Background: Idiopathic nephrotic syndrome (NS) is the most common glomerular disease in children. While corticosteroids remain the first-line treatment for inducing remission, their prolonged or frequent use can suppress the hypothalamic-pituitary-adrenal (HPA) axis, potentially leading to adrenal insufficiency (AI). However, the true burden of this complication remains poorly understood and inconsistently reported. This study aimed to systematically evaluate the prevalence, diagnostic methods, risk factors, and clinical implications of steroid-induced AI in children with NS.
Methods: A systematic search of Medline was conducted up to October 3, 2025, and the references of relevant publications were also hand-searched for eligible studies. We looked for studies that assessed adrenal function or AI in pediatric patients with NS treated with corticosteroids. Only English-language studies were included; case reports, abstracts, and reviews were excluded. In total, 13 studies involving 516 pediatric patients met the inclusion criteria. The review was conducted in accordance with the Preferred Reporting Items for Systematic Reviews and Meta-Analyses (PRISMA 2020) guidelines and was registered in the PROSPERO database (CRD420251082353, June 27, 2025). Due to methodological heterogeneity, a narrative synthesis was performed.
Results: The reported prevalence of AI ranged from 5.9 to 92.9%, largely influenced by the diagnostic test used and the timing of assessment. Seven different testing methods were identified, with the 2-h ACTH stimulation test demonstrating the highest diagnostic yield. Definitions of AI and cortisol cutoff values varied considerably across studies. AI was more commonly observed in children with frequently relapsing or steroid-dependent NS, as well as in those with prolonged or repeated exposure to corticosteroids. Associations with age were inconsistent. AI was also linked to an increased risk of relapse, particularly during infections. Children with suppressed adrenal function may be at risk of adrenal crisis if not administered stress-dose corticosteroids during periods of physiological stress.

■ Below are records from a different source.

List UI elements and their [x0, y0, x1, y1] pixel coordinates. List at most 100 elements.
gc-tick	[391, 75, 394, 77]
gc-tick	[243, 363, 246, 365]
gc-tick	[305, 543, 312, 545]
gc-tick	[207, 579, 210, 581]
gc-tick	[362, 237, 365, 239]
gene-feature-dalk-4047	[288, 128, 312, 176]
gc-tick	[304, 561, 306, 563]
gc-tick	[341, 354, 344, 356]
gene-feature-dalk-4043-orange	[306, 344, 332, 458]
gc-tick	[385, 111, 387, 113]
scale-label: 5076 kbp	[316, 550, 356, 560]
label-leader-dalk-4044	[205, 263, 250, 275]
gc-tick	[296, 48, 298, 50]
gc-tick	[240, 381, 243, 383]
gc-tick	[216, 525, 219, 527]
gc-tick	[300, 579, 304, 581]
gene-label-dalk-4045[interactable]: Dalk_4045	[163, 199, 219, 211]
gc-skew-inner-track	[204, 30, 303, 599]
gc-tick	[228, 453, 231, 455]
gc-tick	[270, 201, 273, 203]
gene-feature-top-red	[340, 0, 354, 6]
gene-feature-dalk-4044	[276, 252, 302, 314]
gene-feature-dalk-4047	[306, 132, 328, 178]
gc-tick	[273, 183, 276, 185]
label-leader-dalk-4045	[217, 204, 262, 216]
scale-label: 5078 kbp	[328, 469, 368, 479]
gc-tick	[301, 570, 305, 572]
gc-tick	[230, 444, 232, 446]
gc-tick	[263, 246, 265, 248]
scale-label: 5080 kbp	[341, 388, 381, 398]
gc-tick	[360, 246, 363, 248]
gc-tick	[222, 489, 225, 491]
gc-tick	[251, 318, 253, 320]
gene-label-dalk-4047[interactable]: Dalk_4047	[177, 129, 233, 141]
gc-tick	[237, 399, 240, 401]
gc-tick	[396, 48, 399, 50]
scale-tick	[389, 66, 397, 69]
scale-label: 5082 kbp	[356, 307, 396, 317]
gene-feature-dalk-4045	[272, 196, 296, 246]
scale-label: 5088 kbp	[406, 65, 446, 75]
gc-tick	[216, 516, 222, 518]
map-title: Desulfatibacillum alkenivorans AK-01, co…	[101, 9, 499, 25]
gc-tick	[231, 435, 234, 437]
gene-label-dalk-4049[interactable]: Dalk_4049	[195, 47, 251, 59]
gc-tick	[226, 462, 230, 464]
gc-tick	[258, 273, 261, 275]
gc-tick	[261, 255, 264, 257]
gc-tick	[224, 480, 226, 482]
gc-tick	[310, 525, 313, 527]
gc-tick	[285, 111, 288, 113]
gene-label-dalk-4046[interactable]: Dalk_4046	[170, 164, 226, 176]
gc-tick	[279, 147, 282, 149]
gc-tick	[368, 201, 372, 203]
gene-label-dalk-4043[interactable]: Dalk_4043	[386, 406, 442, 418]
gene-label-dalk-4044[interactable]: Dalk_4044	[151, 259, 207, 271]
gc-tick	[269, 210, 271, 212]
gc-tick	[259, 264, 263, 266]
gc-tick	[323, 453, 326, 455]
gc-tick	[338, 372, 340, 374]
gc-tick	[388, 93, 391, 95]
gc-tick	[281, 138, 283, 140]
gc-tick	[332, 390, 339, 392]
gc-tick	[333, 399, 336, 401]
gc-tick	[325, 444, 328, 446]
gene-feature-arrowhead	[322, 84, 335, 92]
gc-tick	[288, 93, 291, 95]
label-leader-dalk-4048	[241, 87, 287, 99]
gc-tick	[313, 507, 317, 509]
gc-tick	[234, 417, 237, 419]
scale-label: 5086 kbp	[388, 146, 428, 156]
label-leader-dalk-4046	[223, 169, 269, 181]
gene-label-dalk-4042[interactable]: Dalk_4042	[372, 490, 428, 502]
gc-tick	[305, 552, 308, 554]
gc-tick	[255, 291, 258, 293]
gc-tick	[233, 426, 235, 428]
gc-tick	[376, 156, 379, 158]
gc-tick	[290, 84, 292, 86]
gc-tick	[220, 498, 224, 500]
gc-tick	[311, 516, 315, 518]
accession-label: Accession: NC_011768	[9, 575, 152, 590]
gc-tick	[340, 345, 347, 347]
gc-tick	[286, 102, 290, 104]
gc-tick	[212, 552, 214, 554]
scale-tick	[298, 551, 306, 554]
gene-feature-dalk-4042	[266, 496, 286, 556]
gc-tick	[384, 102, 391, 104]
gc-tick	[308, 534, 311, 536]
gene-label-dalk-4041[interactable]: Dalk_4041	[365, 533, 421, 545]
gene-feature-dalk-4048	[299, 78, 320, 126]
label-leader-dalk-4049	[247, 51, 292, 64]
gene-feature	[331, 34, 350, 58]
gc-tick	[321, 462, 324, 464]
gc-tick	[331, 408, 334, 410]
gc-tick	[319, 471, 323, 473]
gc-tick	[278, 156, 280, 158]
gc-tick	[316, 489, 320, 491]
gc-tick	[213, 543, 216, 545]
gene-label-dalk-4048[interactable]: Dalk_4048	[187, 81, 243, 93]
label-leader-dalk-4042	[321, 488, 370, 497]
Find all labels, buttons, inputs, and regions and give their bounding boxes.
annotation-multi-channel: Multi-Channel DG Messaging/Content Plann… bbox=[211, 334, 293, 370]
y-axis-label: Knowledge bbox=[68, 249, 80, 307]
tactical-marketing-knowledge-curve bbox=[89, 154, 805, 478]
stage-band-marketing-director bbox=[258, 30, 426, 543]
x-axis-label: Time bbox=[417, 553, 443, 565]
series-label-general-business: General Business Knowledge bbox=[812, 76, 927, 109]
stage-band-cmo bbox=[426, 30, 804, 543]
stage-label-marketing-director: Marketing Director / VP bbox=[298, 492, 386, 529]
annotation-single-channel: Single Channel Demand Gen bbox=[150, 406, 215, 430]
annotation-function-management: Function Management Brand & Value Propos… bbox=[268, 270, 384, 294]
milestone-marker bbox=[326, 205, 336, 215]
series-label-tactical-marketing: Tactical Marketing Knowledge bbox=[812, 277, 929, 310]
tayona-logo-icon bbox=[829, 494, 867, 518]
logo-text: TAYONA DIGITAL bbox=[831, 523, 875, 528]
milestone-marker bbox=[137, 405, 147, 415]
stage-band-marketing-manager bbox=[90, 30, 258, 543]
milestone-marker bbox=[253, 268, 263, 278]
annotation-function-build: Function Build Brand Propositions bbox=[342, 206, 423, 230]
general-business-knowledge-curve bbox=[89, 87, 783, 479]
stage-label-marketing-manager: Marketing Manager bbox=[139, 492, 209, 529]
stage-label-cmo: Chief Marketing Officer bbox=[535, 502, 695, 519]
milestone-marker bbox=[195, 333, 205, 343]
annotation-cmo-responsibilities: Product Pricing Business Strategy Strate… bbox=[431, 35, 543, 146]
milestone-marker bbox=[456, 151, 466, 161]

Conclusion: Included studies were mostly small, single-center, and methodologically heterogeneous. There was a lack of consensus on diagnostic criteria and limited long-term follow-up data. Steroid-induced AI is a common and potentially under-recognized complication in children with idiopathic NS, especially in high-risk groups. Due to inconsistent diagnostic practices, the actual prevalence of AI is unclear. There is a critical need for further research, standardized testing protocols, and clinical guidelines. Clinicians may consider screening for AI in children with high cumulative steroid exposure and consider cortisol replacement accordingly.